Apr 21, 2009
The world has been living with the AIDS epidemic for more than 25 years and it has caused untold suffering. The scope of the AIDS epidemic is greater than the bubonic plague. Its destructive impact is particularly painful on families. In Africa it is known as "the grandmother’s disease," because it kills mothers and fathers in the prime of their life when they are at the center of providing care for their family both in terms of financial productivity and tender loving care. The burden of taking care of children then falls on the grandmothers. Although extraordinary progress has been made in the treatment of HIV the progress in prevention has been much slower.
In activist AIDS circles, the Catholic Church has been blamed for not responding to the AIDS crisis or even abetting the spread of AIDS due to its principled stand against wide scale condom distribution and the "condom solution." Is this charge true? Where does the Catholic Church stand with regards to HIV and AIDS and has it "put its money where its mouth is?" In countries where the AIDS epidemic has slowed is it due primarily to the efficacy of the "condom solution?"
First off, the charge that the Catholic Church has not responded to the AIDS crisis is not true. Institutions that are directly affiliated with the Catholic Church and supported by the Catholic Church are the largest care providers of HIV and AIDS in the world. The burden of AIDS has fallen most unfairly upon sub-Saharan Africa which is the poorest continent in the world. Throughout Africa there is a network of mission hospitals that is staffed by catholic nuns as care providers and supported by the Catholic Church. These mission hospitals are extraordinary and really exemplify faith in action. There institutions have stepped forward in a heroic fashion to respond to the AIDS crisis. Catholic Relief Services, which is based in the United States, has been an extraordinary conduit of direct HIV and AIDS support through the provision of medications that has been funded through the President’s Emergency Program for AIDS Relief (PEPFAR). This is no surprise because Catholic Relief Services is linked closely to many of these mission hospitals.
In addition to the direct care and support provided by hospitals, there is extraordinary work that is done to provide home support for people living with HIV and AIDS. In South Africa it is very common to see a nun visiting a village by bicycle or a dilapidated jalopy to walk into a small hut and provide food or tender loving care to a young woman or man dying with HIV and AIDS. The care is often in the form of a few encouraging words, holding a hand, giving a bath, providing clean clothes, or dropping off a food basket.

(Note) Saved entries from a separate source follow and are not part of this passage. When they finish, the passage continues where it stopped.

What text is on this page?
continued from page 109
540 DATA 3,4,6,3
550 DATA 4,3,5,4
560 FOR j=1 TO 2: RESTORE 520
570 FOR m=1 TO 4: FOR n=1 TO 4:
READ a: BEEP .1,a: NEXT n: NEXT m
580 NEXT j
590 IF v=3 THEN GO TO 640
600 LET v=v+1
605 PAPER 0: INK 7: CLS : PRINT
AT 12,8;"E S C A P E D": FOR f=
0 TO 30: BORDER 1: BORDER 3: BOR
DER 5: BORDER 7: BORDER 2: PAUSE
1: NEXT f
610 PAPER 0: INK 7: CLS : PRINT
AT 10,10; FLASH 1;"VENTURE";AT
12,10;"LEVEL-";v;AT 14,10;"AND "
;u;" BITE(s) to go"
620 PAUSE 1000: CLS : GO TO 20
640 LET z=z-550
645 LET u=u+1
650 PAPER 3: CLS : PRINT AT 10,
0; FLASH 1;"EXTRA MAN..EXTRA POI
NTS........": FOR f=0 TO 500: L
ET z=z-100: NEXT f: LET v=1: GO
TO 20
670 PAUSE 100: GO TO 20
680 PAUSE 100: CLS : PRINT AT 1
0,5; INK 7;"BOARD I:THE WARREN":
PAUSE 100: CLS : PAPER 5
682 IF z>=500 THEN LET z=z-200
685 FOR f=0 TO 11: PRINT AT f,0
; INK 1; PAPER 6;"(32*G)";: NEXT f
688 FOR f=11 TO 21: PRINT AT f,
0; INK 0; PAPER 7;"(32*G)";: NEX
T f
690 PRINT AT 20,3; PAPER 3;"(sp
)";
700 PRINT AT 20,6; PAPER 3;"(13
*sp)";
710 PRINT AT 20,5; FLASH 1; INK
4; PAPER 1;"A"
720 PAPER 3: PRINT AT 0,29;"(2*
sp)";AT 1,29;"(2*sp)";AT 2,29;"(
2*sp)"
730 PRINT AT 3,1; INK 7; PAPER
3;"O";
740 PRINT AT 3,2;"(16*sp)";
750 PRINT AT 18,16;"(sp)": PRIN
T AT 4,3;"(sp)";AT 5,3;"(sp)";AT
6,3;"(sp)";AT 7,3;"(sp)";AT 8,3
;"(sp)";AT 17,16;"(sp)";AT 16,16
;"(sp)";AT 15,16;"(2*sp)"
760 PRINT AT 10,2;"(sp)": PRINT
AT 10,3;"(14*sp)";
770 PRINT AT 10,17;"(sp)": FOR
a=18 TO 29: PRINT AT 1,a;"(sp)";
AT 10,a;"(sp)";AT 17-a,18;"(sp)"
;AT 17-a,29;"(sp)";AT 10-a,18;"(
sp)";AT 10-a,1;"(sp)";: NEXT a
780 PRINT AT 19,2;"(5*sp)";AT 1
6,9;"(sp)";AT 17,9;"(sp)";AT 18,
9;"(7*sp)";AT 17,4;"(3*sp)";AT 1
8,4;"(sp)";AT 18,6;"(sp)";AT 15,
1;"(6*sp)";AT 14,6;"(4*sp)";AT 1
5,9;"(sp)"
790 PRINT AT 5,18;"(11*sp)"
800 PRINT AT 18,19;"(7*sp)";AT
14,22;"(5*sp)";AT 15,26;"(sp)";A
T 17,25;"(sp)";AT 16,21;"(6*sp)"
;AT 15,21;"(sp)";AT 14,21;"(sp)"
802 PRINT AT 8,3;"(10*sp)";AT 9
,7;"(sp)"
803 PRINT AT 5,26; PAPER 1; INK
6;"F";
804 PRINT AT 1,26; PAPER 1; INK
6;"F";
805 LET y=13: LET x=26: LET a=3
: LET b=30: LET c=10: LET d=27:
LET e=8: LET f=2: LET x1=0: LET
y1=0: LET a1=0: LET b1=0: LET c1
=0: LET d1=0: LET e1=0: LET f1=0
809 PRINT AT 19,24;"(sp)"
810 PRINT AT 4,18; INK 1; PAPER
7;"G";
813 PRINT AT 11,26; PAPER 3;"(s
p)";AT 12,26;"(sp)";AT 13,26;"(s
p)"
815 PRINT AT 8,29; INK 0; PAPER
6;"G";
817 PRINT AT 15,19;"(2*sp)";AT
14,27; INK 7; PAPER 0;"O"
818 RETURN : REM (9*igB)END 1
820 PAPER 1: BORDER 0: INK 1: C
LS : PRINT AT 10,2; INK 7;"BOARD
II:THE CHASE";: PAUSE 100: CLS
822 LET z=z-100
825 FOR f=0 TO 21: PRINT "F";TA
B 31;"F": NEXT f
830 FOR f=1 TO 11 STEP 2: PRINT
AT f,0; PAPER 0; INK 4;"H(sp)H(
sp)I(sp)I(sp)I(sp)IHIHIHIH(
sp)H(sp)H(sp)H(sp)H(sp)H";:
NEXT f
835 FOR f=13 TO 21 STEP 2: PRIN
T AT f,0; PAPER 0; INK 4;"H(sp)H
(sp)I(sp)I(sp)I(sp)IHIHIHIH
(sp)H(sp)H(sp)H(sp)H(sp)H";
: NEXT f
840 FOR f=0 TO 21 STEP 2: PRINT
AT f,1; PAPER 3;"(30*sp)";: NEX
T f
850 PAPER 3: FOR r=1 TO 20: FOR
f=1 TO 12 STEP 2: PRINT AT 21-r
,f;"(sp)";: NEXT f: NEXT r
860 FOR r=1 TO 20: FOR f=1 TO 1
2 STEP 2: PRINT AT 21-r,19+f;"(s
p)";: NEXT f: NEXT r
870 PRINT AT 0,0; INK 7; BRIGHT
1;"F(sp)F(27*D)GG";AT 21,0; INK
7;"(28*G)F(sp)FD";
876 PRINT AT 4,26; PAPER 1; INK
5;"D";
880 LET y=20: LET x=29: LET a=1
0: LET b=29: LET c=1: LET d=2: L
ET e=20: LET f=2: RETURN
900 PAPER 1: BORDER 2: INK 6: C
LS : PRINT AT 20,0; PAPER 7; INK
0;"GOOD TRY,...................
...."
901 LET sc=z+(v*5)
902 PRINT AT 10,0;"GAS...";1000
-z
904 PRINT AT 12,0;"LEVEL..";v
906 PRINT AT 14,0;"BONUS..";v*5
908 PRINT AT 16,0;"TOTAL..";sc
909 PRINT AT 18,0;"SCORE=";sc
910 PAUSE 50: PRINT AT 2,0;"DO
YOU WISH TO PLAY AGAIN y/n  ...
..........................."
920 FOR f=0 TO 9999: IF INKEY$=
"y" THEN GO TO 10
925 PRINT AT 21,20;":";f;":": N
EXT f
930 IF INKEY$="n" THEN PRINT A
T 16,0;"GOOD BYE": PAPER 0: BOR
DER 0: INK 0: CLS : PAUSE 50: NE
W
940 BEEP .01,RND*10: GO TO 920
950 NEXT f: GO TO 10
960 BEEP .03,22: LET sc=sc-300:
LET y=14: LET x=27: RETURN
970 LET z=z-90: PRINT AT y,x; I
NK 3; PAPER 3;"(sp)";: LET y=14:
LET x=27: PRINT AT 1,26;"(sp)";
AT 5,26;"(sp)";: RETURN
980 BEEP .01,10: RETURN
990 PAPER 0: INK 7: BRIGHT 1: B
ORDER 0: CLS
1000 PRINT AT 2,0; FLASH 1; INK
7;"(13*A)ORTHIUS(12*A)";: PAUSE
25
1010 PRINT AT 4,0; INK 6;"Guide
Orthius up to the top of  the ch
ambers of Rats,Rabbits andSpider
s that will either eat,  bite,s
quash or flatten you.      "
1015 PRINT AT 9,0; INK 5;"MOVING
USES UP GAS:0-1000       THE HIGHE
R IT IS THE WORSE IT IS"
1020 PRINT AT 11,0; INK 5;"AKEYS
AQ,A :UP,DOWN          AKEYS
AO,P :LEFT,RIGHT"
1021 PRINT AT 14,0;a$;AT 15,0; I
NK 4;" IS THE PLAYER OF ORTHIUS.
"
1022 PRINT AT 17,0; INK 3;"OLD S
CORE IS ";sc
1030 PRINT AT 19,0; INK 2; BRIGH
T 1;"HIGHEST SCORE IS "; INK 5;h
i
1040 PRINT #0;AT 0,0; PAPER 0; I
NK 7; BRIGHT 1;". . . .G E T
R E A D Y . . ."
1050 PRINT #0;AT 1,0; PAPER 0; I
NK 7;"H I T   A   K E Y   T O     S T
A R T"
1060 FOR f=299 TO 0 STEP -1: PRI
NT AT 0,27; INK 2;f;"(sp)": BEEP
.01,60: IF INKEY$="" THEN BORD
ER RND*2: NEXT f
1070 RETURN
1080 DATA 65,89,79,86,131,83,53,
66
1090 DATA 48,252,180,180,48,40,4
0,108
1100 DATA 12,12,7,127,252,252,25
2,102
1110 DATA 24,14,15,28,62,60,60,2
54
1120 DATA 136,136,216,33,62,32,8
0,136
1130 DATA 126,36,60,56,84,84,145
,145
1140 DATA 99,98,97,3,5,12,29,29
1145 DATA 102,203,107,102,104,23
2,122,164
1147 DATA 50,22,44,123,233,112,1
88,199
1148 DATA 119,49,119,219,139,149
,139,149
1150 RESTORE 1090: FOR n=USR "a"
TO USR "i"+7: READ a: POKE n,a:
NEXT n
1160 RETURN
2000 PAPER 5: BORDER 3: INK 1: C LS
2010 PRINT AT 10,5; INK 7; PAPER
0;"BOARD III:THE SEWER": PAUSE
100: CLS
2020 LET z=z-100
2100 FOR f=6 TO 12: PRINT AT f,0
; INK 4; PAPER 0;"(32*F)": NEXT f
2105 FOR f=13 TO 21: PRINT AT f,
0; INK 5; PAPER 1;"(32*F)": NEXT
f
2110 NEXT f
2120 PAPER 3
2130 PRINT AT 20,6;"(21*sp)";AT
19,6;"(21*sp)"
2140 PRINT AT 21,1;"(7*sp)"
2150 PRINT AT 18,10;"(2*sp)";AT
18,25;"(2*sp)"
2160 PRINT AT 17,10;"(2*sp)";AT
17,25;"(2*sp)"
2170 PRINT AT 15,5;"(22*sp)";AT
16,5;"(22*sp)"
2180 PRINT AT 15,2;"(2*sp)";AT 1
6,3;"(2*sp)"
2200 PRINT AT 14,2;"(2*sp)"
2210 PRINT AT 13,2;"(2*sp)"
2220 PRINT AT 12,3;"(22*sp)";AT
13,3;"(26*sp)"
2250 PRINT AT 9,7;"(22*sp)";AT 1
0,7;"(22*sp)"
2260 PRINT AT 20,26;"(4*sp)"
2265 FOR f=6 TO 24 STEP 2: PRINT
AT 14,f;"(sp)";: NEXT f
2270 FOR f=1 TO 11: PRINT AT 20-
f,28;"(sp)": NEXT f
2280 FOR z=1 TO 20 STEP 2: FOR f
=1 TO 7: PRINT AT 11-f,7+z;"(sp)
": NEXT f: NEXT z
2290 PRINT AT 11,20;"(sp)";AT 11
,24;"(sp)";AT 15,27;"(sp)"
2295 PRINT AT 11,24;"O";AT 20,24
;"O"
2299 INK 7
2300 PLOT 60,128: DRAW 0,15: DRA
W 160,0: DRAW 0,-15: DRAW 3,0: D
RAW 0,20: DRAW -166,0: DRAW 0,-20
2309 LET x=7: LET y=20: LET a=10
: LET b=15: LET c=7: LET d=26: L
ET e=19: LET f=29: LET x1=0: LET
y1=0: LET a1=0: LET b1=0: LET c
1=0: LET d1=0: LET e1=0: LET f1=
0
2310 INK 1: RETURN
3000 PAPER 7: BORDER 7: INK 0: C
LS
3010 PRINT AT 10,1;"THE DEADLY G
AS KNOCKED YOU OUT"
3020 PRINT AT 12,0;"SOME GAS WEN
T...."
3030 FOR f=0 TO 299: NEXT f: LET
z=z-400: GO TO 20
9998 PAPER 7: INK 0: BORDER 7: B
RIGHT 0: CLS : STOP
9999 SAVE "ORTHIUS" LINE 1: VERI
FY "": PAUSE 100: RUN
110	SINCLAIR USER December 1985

Although this care is not "high tech" it is heroic. The Missionaries of Charity, founded by Mother Teresa of Calcutta, have exemplified this tender loving care. Throughout the world they have provided homes for the care of persons with HIV and AIDS which stretch from Washington, DC to Bombay, India to Durban, South Africa to Central and Latin America. In the face of every individual suffering the ravages of AIDS, they see the face of their brother or their sister who is Christ suffering. Their goal is to provide care and love to that person who is their Savior and Lord in the guise of a suffering person.